I first learnt about the concept of using “the crowd” to analayse sets of data in the book Wikinomics which tells the story of the The “Goldcorp Challenge” –when a struggling Canadian gold miner publishes its geological data online and offers a prize of $575,000 prize for the answer to the question – Where is the gold ? Over 1,000 entries lead to the discovery of masses of gold solving a problem that the in-house analysts couldn’t solve.
Kaggle, founded in April 2010, provides a platform for data analytics competitions.

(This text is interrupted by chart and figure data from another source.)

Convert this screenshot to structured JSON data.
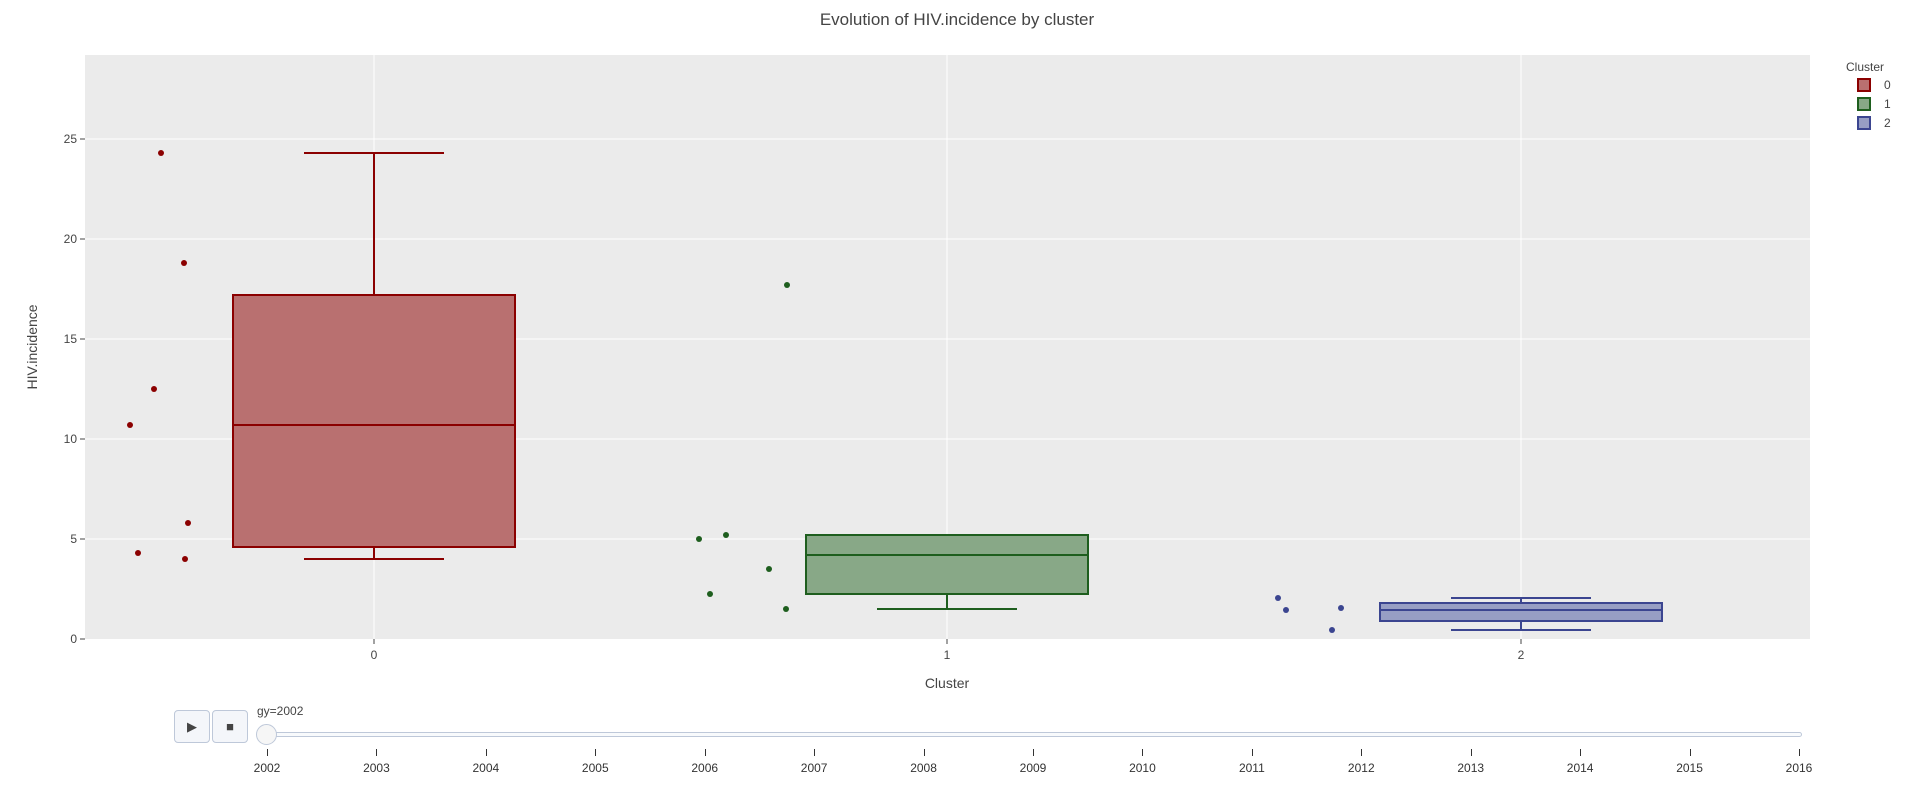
{
  "chart_data": {
    "type": "box",
    "title": "Evolution of HIV.incidence by cluster",
    "xlabel": "Cluster",
    "ylabel": "HIV.incidence",
    "ylim": [
      0,
      29.2
    ],
    "yticks": [
      0,
      5,
      10,
      15,
      20,
      25
    ],
    "categories": [
      "0",
      "1",
      "2"
    ],
    "grid": true,
    "legend_title": "Cluster",
    "legend_position": "top-right",
    "series": [
      {
        "name": "0",
        "color": "#8b0000",
        "fill": "#b97070",
        "min": 4.0,
        "q1": 4.6,
        "median": 10.7,
        "q3": 17.2,
        "max": 24.3,
        "points": [
          24.3,
          18.8,
          12.5,
          10.7,
          5.8,
          4.3,
          4.0
        ]
      },
      {
        "name": "1",
        "color": "#1e5e1e",
        "fill": "#88a887",
        "min": 1.5,
        "q1": 2.25,
        "median": 4.2,
        "q3": 5.2,
        "max": 5.2,
        "points": [
          17.7,
          5.2,
          5.0,
          3.5,
          2.25,
          1.5
        ]
      },
      {
        "name": "2",
        "color": "#3b4590",
        "fill": "#979ec4",
        "min": 0.45,
        "q1": 0.9,
        "median": 1.45,
        "q3": 1.8,
        "max": 2.05,
        "points": [
          2.05,
          1.45,
          1.55,
          0.45
        ]
      }
    ]
  },
  "slider": {
    "current_label": "gy=2002",
    "steps": [
      "2002",
      "2003",
      "2004",
      "2005",
      "2006",
      "2007",
      "2008",
      "2009",
      "2010",
      "2011",
      "2012",
      "2013",
      "2014",
      "2015",
      "2016"
    ]
  },
  "controls": {
    "play_icon": "▶",
    "stop_icon": "■"
  }
}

Companies and researchers post their data. Statisticians and data miners from all over the world compete to produce the best models. This crowdsourcing approach relies on the fact that there are countless strategies that can be applied to any predictive modelling task and it is impossible to know at the outset which technique or analyst will be most effective.
Entries are reviewed and ranked with results published on a Leader Board.
At the end of a competition, the competition host pays prize money in exchange for the intellectual property behind the winning model.
Kaggle competitions have achieved extraordinary results and draws on data scientists from over 100 countries and 200 universities to solve real world problems using real world data.
Brilliant, brilliant stuff.
At the time of writing the top prize money is USD$3Million for the Heritage Health Prize.
The goal of the prize is to develop a predictive algorithm that can identify patients who will be admitted to a hospital within the next year, using historical claims data.
Check it all out yourself at www.kaggle.com or watch the excellent clip below from ABC Australia’s Catalyst Programme.
I have long known the power of Mathematic Modelling. After all AUFC Club Legend – Bob Neil – a mathemetician who has worked in the Defence sector has long been charged with “solving the simultaneous equations that defend the nation”.